What's wrong with this method of solving linear ODE systems with time varying coefficients? The problem is stated: "What is wrong with the following calculation for an arbitrary continuous matrix $A(t)$?
$$\frac{d}{dt}\big[\exp \int_{t_0}^t A(s) ds\big] = A(t) \exp \big[ \int_{t_0}^t A(s) ds \big] $$
so that $\exp (\int_{t_0}^t A(s) ds)$ is a fundamental matrix of $\mathbf{y}' = A(t)\mathbf{y}$ for an arbitrary continuous matrix $A(t)$."
This seems like a straightforward application of the chain rule and the fundamental theorem of calculus, so I'm not sure what the question-writer is looking for.
 A: The basic problem is that $A(t)$ and $\int_{t_0}^t A(s) \; ds$ won't commute for general $A(t)$:
$\left [A(t), \displaystyle \int_{t_0}^t A(s) \; ds \right ] \ne 0; \tag 1$
this issue manifests itself when forming
$\dfrac{d}{dt} \left [ \exp \left ( \displaystyle \int_{t_0}^t A(s) \; ds \right ) \right ]; \tag 2$
with the matrix exponential defined by the series expansion
$\exp \left (\displaystyle \int_{t_0}^t A(s) \; ds \right ) = \displaystyle \sum_0^\infty \dfrac{1}{n!} \left ( \displaystyle \int_{t_0}^t A(s) \; ds \right )^n, \tag 3$
we encounter difficulties with the terms of degree $2$ and higher, as is illustrated by
$\dfrac{d}{dt} \left ( \displaystyle \int_{t_0}^t A(s) \; ds \right )^2 = A(t)  \left ( \displaystyle \int_{t_0}^t A(s) \; ds \right )  + \left ( \displaystyle \int_{t_0}^t A(s) \; ds \right ) A(t); \tag 4$
in the light of (1) we cannot interchange the factors in the second term to bring $A(t)$ to the forefront, and the same issue evidently pertains to every power of the integral occurring in the sum on the right of (3); and without this commutation, there is no way to validate
$\dfrac{d}{dt} \left [ \exp \left ( \displaystyle \int_{t_0}^t A(s) \; ds \right ) \right ] = A(t) \exp \left ( \displaystyle \int_{t_0}^t A(s) \; ds \right ) \tag 5$
as there is in the case of a one-dimensional variable $a(t)$, for which
$\dfrac{d}{dt} e^{a(t)} = a'(t) e^{a(t)} \tag 6$
follows easily from the ordinary chain rule of single-variable calculus.

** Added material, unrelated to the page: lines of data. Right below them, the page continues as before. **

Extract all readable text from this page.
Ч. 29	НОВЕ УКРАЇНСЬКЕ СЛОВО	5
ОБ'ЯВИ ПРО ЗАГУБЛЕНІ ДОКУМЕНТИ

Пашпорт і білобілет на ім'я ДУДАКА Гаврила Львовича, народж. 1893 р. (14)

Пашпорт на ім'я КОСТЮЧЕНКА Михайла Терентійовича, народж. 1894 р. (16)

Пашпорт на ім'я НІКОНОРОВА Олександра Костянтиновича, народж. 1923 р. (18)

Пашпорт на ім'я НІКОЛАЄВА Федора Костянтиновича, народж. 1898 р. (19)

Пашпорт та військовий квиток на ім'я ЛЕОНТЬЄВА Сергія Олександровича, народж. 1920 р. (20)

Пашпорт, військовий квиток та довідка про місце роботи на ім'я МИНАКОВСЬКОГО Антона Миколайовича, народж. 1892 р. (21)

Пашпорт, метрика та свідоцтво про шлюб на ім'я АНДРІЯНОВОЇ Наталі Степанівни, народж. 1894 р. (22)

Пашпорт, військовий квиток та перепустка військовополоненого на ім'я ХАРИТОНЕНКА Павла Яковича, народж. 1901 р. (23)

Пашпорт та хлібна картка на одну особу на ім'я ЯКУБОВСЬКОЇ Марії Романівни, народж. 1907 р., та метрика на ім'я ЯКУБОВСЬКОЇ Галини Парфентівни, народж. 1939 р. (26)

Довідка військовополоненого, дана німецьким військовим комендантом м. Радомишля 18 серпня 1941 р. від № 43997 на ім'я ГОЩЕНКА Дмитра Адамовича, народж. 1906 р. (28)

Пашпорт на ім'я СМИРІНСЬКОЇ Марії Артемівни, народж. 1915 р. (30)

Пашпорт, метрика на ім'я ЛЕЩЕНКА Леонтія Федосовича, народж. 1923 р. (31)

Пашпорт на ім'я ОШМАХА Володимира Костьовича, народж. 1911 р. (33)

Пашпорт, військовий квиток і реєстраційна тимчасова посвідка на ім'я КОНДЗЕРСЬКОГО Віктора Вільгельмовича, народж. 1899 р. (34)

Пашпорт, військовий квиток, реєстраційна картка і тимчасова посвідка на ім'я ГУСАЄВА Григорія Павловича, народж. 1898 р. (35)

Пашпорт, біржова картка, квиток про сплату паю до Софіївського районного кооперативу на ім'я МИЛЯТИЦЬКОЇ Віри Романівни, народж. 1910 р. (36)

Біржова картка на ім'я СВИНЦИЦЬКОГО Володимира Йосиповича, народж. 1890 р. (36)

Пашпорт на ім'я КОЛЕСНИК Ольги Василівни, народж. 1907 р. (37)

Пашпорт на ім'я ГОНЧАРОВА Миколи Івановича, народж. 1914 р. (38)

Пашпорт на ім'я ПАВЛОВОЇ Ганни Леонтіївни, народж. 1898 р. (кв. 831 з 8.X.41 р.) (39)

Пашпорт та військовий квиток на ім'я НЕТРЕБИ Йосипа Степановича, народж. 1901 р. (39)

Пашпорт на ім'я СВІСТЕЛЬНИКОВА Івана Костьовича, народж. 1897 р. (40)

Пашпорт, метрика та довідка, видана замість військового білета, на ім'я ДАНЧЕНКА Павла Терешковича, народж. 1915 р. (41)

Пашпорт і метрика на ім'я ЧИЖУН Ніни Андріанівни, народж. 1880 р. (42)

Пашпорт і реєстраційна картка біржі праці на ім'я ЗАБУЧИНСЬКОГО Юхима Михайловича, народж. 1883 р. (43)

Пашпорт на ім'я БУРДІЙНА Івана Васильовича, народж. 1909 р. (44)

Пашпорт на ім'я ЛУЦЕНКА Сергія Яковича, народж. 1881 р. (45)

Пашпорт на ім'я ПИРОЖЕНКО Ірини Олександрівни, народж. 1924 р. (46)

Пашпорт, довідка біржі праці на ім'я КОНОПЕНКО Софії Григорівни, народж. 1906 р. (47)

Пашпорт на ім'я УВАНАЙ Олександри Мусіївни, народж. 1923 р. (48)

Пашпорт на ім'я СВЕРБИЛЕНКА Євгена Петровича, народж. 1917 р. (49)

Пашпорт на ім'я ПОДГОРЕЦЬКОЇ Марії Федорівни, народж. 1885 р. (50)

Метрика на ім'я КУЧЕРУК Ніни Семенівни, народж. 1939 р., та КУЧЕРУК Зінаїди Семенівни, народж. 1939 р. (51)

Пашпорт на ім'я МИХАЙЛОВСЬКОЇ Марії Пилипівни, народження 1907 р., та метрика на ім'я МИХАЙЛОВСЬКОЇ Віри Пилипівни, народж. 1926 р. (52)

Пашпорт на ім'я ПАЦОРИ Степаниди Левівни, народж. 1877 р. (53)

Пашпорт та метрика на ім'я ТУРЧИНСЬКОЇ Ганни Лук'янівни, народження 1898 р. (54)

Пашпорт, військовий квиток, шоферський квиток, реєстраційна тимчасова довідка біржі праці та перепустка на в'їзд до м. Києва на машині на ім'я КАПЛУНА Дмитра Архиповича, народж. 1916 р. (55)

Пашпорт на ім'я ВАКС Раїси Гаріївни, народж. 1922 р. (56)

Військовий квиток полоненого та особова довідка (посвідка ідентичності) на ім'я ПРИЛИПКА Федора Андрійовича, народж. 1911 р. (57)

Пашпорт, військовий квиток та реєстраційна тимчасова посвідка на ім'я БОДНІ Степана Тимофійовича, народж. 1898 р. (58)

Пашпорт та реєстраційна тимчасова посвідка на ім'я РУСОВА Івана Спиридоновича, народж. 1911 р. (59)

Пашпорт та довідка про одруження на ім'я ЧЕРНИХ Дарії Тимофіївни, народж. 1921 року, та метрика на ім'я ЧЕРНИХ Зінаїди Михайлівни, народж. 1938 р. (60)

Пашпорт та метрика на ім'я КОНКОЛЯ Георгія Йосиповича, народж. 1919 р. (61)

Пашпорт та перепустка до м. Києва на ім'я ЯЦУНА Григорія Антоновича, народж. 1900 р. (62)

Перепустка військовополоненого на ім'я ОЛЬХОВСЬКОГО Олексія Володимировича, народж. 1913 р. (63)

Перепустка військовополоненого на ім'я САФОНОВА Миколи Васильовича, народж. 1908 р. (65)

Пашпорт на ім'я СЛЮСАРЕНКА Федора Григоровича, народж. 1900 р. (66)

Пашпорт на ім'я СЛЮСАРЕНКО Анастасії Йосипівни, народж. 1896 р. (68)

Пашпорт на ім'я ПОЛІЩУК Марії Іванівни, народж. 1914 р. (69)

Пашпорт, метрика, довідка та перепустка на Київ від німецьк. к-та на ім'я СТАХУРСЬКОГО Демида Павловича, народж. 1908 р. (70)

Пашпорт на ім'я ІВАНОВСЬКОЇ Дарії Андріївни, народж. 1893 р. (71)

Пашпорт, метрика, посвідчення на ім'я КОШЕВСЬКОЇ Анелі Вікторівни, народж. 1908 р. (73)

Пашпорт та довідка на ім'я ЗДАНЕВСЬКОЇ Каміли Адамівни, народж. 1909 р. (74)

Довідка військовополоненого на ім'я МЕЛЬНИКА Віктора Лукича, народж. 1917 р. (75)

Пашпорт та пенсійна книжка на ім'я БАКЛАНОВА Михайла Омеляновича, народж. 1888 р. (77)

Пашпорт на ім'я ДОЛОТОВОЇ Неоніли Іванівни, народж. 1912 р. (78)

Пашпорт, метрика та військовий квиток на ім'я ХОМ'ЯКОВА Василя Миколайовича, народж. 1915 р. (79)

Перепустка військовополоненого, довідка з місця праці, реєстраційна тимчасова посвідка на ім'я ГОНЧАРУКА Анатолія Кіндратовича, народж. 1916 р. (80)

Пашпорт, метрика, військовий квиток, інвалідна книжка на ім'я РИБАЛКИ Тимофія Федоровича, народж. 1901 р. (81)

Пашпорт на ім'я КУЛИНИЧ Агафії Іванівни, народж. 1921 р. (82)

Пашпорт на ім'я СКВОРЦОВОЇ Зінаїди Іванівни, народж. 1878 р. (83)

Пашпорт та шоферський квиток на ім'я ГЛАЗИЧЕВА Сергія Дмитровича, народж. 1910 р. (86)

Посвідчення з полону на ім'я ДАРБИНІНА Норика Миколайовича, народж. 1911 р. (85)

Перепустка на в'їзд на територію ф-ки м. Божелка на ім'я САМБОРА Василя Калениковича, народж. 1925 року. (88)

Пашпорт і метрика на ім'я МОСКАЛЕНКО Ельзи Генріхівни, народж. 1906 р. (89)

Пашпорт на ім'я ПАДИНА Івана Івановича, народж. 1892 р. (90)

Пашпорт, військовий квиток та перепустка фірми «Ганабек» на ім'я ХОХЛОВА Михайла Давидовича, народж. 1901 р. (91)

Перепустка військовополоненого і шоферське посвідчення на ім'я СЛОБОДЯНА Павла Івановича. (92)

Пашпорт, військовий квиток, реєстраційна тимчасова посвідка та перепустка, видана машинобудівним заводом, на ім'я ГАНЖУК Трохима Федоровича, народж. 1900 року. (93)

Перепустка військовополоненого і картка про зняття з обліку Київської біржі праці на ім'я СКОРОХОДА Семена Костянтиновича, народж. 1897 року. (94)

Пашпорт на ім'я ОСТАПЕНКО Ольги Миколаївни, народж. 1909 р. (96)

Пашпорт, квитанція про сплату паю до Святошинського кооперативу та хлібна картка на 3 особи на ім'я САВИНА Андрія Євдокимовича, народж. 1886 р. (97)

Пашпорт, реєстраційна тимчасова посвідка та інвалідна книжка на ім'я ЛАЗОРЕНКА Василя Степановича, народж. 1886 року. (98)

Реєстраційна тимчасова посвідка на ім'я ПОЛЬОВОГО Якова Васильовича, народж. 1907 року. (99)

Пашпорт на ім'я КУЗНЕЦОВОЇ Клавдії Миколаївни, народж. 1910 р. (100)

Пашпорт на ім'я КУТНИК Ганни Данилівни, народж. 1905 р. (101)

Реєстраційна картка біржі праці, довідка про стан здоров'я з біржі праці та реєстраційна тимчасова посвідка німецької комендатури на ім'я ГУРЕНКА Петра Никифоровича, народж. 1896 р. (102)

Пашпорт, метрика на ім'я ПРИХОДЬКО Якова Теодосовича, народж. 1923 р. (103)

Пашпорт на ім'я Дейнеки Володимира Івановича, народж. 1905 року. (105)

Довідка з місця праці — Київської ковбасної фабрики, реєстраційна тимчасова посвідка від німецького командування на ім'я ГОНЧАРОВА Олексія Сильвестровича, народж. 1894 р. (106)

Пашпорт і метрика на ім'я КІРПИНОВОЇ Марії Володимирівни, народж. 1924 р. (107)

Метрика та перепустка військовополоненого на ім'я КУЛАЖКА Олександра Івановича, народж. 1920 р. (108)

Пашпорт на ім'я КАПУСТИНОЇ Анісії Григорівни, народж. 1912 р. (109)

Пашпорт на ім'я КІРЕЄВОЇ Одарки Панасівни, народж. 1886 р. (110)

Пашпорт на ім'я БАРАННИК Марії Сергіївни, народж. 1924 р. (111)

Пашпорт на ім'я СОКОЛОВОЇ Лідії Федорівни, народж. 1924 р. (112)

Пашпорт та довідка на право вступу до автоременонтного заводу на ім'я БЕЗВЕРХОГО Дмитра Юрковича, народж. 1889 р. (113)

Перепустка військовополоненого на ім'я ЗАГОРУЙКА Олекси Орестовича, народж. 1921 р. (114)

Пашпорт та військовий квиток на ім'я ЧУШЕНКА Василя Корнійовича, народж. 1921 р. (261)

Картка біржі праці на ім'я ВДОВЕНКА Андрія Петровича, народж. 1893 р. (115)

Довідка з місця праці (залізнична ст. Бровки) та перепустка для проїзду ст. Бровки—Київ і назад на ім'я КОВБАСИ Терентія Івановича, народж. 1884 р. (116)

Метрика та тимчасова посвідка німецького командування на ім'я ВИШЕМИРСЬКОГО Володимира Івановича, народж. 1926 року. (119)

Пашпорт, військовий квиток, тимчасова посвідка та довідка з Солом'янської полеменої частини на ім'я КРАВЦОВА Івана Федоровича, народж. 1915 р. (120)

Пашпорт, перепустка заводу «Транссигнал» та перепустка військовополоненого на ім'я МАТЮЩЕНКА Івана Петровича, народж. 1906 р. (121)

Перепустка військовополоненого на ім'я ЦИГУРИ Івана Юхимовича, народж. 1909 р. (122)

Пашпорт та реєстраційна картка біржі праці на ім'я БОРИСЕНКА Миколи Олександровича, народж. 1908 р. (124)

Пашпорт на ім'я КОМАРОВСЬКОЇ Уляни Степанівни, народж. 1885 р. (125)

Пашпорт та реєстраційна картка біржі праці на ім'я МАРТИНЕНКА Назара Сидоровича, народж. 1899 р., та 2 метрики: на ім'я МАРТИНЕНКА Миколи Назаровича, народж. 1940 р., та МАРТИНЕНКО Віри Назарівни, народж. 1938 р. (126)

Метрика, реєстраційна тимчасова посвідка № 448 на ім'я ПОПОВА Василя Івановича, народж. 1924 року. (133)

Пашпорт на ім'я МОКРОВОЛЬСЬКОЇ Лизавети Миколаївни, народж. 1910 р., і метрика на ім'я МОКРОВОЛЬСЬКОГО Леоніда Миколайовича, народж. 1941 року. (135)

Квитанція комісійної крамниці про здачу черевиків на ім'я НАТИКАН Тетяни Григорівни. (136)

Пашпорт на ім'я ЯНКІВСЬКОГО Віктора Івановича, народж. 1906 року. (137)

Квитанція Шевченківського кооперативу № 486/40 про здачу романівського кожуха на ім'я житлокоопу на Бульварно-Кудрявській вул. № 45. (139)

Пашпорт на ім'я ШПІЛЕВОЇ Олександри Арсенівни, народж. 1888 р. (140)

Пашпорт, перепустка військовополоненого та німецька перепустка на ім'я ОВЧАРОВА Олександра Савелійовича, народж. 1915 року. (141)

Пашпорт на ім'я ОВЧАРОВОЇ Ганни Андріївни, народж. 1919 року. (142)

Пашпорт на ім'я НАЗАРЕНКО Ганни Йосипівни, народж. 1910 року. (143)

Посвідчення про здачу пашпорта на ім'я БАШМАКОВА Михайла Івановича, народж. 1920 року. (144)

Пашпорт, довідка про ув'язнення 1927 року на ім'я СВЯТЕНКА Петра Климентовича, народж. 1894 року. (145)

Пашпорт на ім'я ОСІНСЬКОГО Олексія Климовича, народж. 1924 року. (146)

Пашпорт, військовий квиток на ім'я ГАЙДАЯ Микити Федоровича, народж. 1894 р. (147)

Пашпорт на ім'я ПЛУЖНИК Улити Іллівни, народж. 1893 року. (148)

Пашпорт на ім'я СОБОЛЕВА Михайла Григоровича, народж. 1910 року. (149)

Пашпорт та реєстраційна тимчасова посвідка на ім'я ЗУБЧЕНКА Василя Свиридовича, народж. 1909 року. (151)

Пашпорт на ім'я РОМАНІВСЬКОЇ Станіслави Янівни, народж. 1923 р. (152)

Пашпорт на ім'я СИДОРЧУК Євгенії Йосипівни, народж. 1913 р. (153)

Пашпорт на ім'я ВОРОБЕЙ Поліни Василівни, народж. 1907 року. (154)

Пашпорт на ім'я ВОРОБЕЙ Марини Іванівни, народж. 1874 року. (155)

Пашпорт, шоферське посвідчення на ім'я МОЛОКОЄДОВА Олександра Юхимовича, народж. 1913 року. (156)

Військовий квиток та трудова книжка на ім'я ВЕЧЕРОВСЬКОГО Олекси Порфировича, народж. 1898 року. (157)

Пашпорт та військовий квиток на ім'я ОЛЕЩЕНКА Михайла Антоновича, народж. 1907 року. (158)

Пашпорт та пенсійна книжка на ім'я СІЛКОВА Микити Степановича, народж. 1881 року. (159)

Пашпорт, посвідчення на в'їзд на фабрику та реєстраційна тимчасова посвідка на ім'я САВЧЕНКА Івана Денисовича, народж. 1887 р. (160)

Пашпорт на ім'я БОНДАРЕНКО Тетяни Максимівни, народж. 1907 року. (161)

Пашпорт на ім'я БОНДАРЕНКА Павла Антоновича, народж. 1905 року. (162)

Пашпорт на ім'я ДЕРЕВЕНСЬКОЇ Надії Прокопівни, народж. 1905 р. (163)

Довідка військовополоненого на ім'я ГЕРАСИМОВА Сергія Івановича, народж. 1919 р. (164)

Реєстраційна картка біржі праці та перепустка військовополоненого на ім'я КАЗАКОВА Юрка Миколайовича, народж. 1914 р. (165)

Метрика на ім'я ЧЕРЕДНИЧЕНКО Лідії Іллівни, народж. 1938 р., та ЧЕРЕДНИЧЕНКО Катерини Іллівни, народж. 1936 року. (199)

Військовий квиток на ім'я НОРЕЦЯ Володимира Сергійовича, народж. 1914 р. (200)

For matrices $A(t)$ such that 
$\left [A(t), \displaystyle \int_{t_0}^t A(s) \; ds \right ] \ne 0 \tag 7$
for all $t$ and $t_0$, however, the formula (5) applies.  Once class of such matrices which has some proven utility is 
$A(t) = f(t) B, \tag 8$
where $B$ is a constant matrix; it is easy to see that (5) binds for such $A(t)$.
Nota Bene: I have encountered this situation so many times in my own work with time-dependent, linear ordinary differential equations that I can only say I wish (5) were true; it would certainly make many things hella' easier! End of Note.